If you still have doubts look at the Nutrition label on the side of a bottle of water. It says zero Calories. Not Calories dependent on temperature of consumption.

You are all overthinking the question.
Take KP and suggesting that I *might *sweat off the 15 calories. I also might sweat off 15 calories if I ate the sugar.
The point is that the intake was 15 calories.

I know it’s puzzling to think heat is related to calories, but it is.
It was confusing at first when you heard exercise was convertable into calories. 15 calories = 1 minute of walking, or whatever the number is.
And external heat is similar. Drop the heat in the house by x-degrees for x-minutes and you’ll use 15 calories.

Units convert all over the place. Little calories conver to big, which convert to BTU’s, electon volts, horsepower-hours, therms, ergs, watt-seconds, etc.

All with the magic of math.

Did you know there are calories in fuel oil? Well, there are! But you’d better not try to eat only fuel oil.

The body DOES use the energy, in the sense that it now has to burn less calories to maintain its internal temperature.

This is a small amount, because the coffee probably isn’t much hotter than the body already. It’s the temperature differential that would matter, not the absolute temperature of the material.

If I drink ice water, it will cool my body down. My body will have to respond by burning additional calories to gain back the heat lost. If I drink 1 liter of ice water, my body will have to expend about 66 calories to regain the heat loss.

Likewise, if I drink a very hot liquid, I will raise my core temperature, and my body will have to expend fewer calories.

Of course, there are other mechanisms at play, so I don’t know how it all comes out in the wash. For example, if I drink enough ice water, I may cool down enough that I start to shiver. Shivering is the body’s way of forcing you to expend energy so that you heat up again. But that burns mucho calories. On the other hand, if I drink a lot of hot water, it may cause me to sweat, and the heat will get transferred off my body through evaporation.

But certainly there’s nothing wrong with the concept that drinking excessively hot or cold fluids will cause an energy transference that affects how much fat the body has to burn. A calorie is a calorie, and if the heat is transferred to the body, it has to go somewhere.

Dammit dammit dammit, just lost a long and tedious post to the hamsters. Try again.

Many of you are, as j.a.r.m. is saying, overthinking his question.

Your question is just a variation of the hoary old “does drinking beer cold neutralise [some or all] of its calories?” question.

Cecil deals with that here.

Sattua, Race Bannon and others (not to mention myself) do a thorough demolition job on Cecil’s answer here.

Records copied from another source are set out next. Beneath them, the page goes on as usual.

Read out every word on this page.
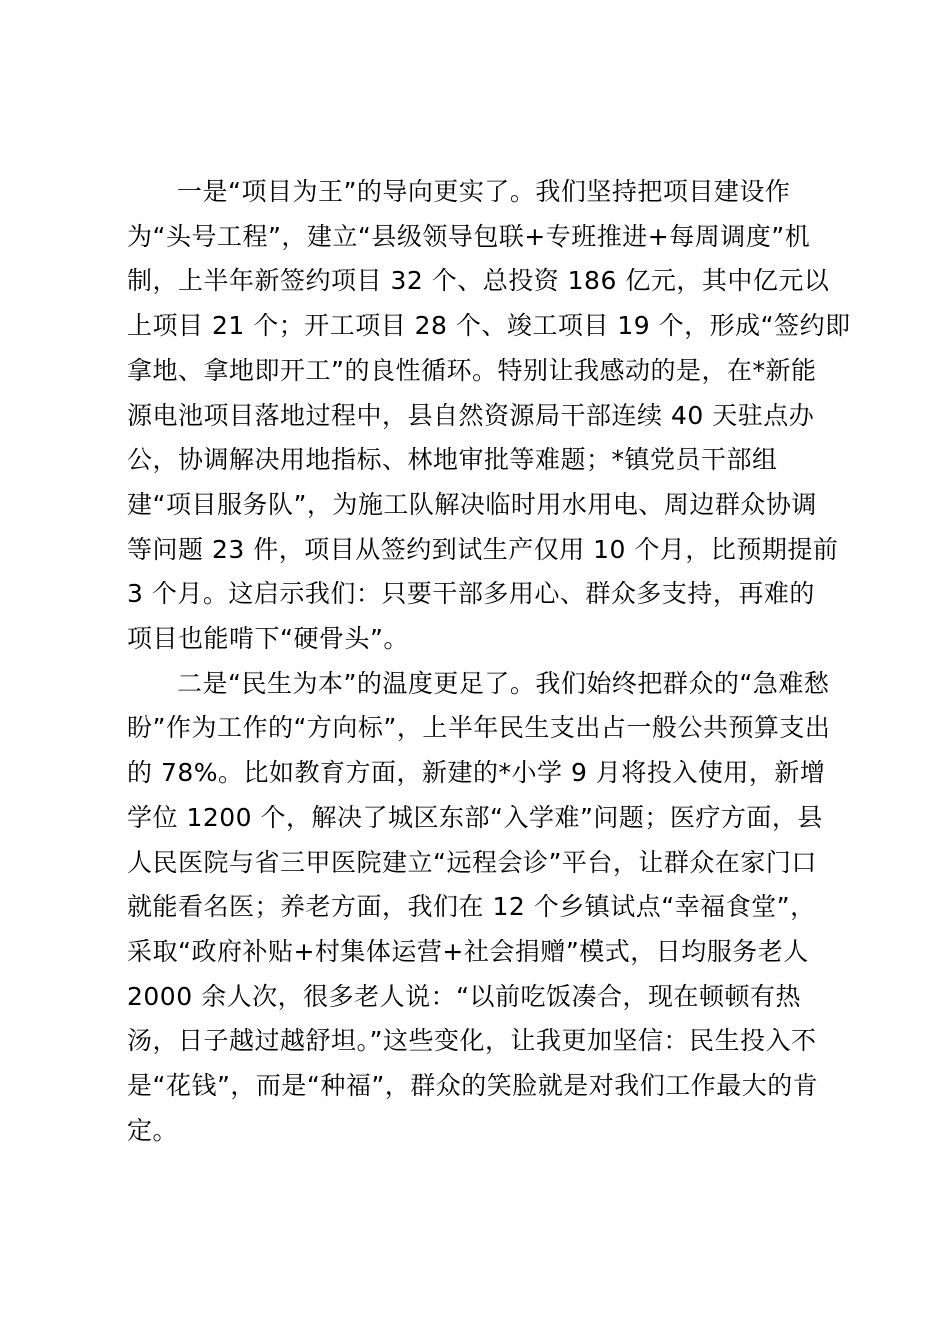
一是“项目为王”的导向更实了。我们坚持把项目建设作
为“头号工程”，建立“县级领导包联+专班推进+每周调度”机
制，上半年新签约项目 32 个、总投资 186 亿元，其中亿元以
上项目 21 个；开工项目 28 个、竣工项目 19 个，形成“签约即
拿地、拿地即开工”的良性循环。特别让我感动的是，在*新能
源电池项目落地过程中，县自然资源局干部连续 40 天驻点办
公，协调解决用地指标、林地审批等难题；*镇党员干部组
建“项目服务队”，为施工队解决临时用水用电、周边群众协调
等问题 23 件，项目从签约到试生产仅用 10 个月，比预期提前
3 个月。这启示我们：只要干部多用心、群众多支持，再难的
项目也能啃下“硬骨头”。

二是“民生为本”的温度更足了。我们始终把群众的“急难愁
盼”作为工作的“方向标”，上半年民生支出占一般公共预算支出
的 78%。比如教育方面，新建的*小学 9 月将投入使用，新增
学位 1200 个，解决了城区东部“入学难”问题；医疗方面，县
人民医院与省三甲医院建立“远程会诊”平台，让群众在家门口
就能看名医；养老方面，我们在 12 个乡镇试点“幸福食堂”，
采取“政府补贴+村集体运营+社会捐赠”模式，日均服务老人
2000 余人次，很多老人说：“以前吃饭凑合，现在顿顿有热
汤，日子越过越舒坦。”这些变化，让我更加坚信：民生投入不
是“花钱”，而是“种福”，群众的笑脸就是对我们工作最大的肯
定。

More information on the body’s regulation of heat than you might ever want is to be found here.

The bottom line if you want to be saved from wading through all the above is that KP nails it above. Your position is based on the false assumption that your body usually burns food for the specific purpose of keeping warm. It sometimes but only very rarely does. Mostly, your body produces more heat than it needs, just as a byproduct of doing all the other stuff that your body does. Mostly your body just temperature regulates by saving or dumping that byproduct heat as required.

So your assumption that if you have a cold drink your body will consume more food derived Calories on creating heat is wrong. Or conversely, your assumption that by drinking a hot drink your body will expend less food derived Calories because it will have received an input of more heat calories is wrong.

In fact, it is only when you are basically very, very cold that your body expends Calories on heating for heating’s sake, such that your theory about inputting calories to save Calories starts to become true.